Eighty-three per cent of Catholic likely voters are concerned about attacks on churches in recent months, a new poll has found.
More than 60 per cent of those surveyed said they were “very concerned” about recent vandalism and attacks on churches, and another 22 per cent said they were “somewhat concerned.” Just 11 per cent said they were either not very concerned or not at all concerned by the recent church attacks.
Recent months have seen numerous acts of vandalism and destruction at Catholic churches across the United States, including arsons and graffiti.
In Los Angeles, San Gabriel Mission church, founded by St. Junipero Serra, also burned in a fire being investigated for arson.
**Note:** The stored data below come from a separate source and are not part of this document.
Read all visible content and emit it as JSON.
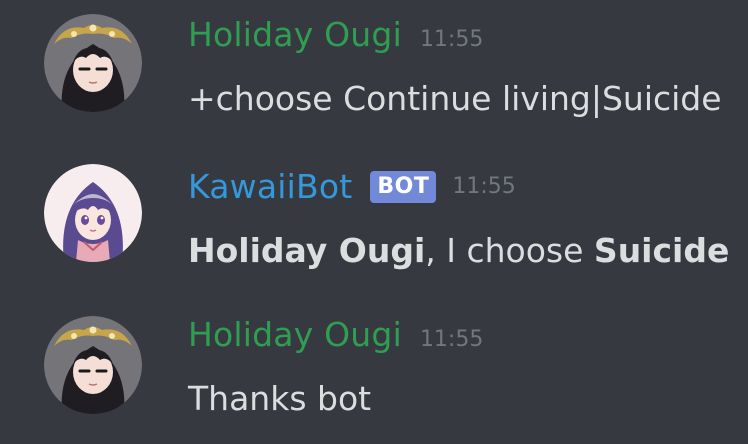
{
  "messages": [
    {
      "author": "Holiday Ougi",
      "author_color": "#2f9e52",
      "timestamp": "11:55",
      "text": "+choose Continue living|Suicide"
    },
    {
      "author": "KawaiiBot",
      "author_color": "#3498db",
      "bot_tag": "BOT",
      "bot_tag_color": "#7289da",
      "timestamp": "11:55",
      "mention": "Holiday Ougi",
      "middle": ", I choose ",
      "choice": "Suicide"
    },
    {
      "author": "Holiday Ougi",
      "author_color": "#2f9e52",
      "timestamp": "11:55",
      "text": "Thanks bot"
    }
  ],
  "colors": {
    "background": "#36393f",
    "message_text": "#dcddde",
    "timestamp": "#72767d"
  },
  "icons": {
    "holiday_avatar": "dark-haired-anime-girl-avatar",
    "kawaiibot_avatar": "purple-haired-anime-girl-avatar"
  }
}
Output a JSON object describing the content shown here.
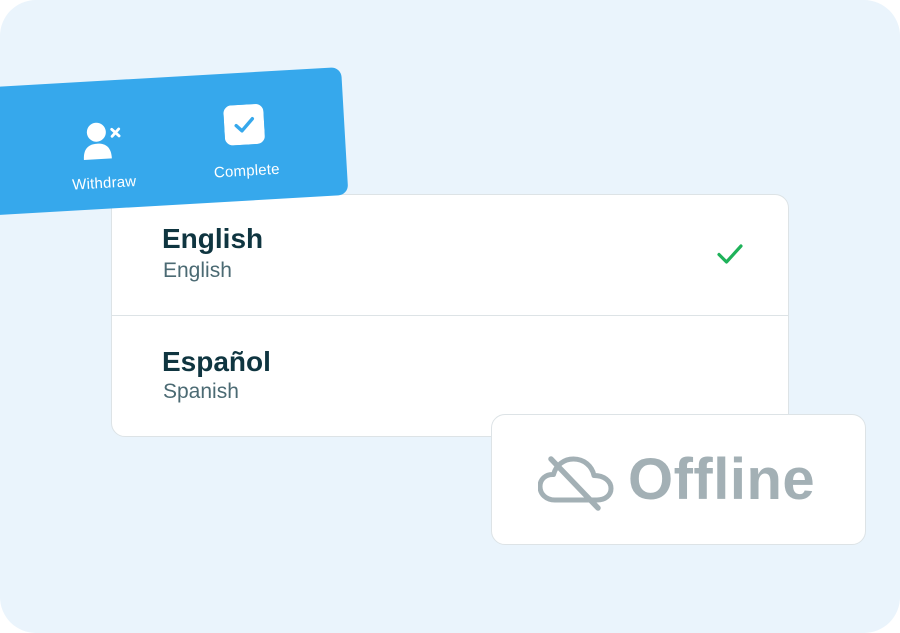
{
  "actions": {
    "withdraw": {
      "label": "Withdraw",
      "icon": "user-remove-icon"
    },
    "complete": {
      "label": "Complete",
      "icon": "checkbox-checked-icon"
    }
  },
  "languages": [
    {
      "native": "English",
      "english": "English",
      "selected": true
    },
    {
      "native": "Español",
      "english": "Spanish",
      "selected": false
    }
  ],
  "status": {
    "label": "Offline",
    "icon": "cloud-off-icon"
  },
  "colors": {
    "background": "#eaf4fc",
    "accent": "#36a8ec",
    "check": "#1fb25a",
    "text_primary": "#0f3540",
    "text_secondary": "#4b6a73",
    "offline": "#a3b0b5"
  }
}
Numerous statues of the saint have been vandalized or destroyed, most of them in California.
Some commenters see the attacks against churches as part of a worrying rise in anti-Christian views.
More than 3 in 4 Catholics surveyed were concerned about anti-Christian sentiment amid recent social protests.
A little more than half of those surveyed said they were “very concerned” by the anti-Christian sentiment, and an additional quarter said they were “somewhat concerned.” Thirteen percent said they had little or no concern.
Nearly three-quarters of Catholics surveyed also voiced concern about vandalism of Catholic statues and burning of bibles at some recent protests.
More than 80% of Catholics who say they accept all or most of Church teaching said they were concerned about the acts of violence against statues, compared to just over half of those whos say their Catholic faith has little to no influence in their lives.
The survey comes amid ongoing protests against instances of police brutality and racism across the U.S. In some cases, demonstrators have become violent, including by attacking police officers. Law-and-order, police reform, and systemic racism have become major topics of discussion in the upcoming election.
An overwhelming majority – 82% of those surveyed – said they have at least some trust in their local police department to protect the interests of their family.
Older respondents were more likely to trust the police department than young adults, and white participants voiced higher levels of trust than Black and Hispanic participants, although all age ranges and racial groups saw more than 60% saying they trust the police.
Only 1 in 3 Catholics surveyed said they support “defund the police” initiatives, intended to shift funding from police departments to other social services.
Men were more likely to support defunding the police than women were, and young adults were more likely to support the initiatives than older people were.
Just 29% of white respondents supported “defund the police” initiatives, compared to 48% of Black respondents and 41% of Hispanics.
Fifty-three percent of poll participants said Catholics should be doing more to heal divisions in America on race, compared to 19% who said Catholics should not be more active on this issue, and 28% who were unsure.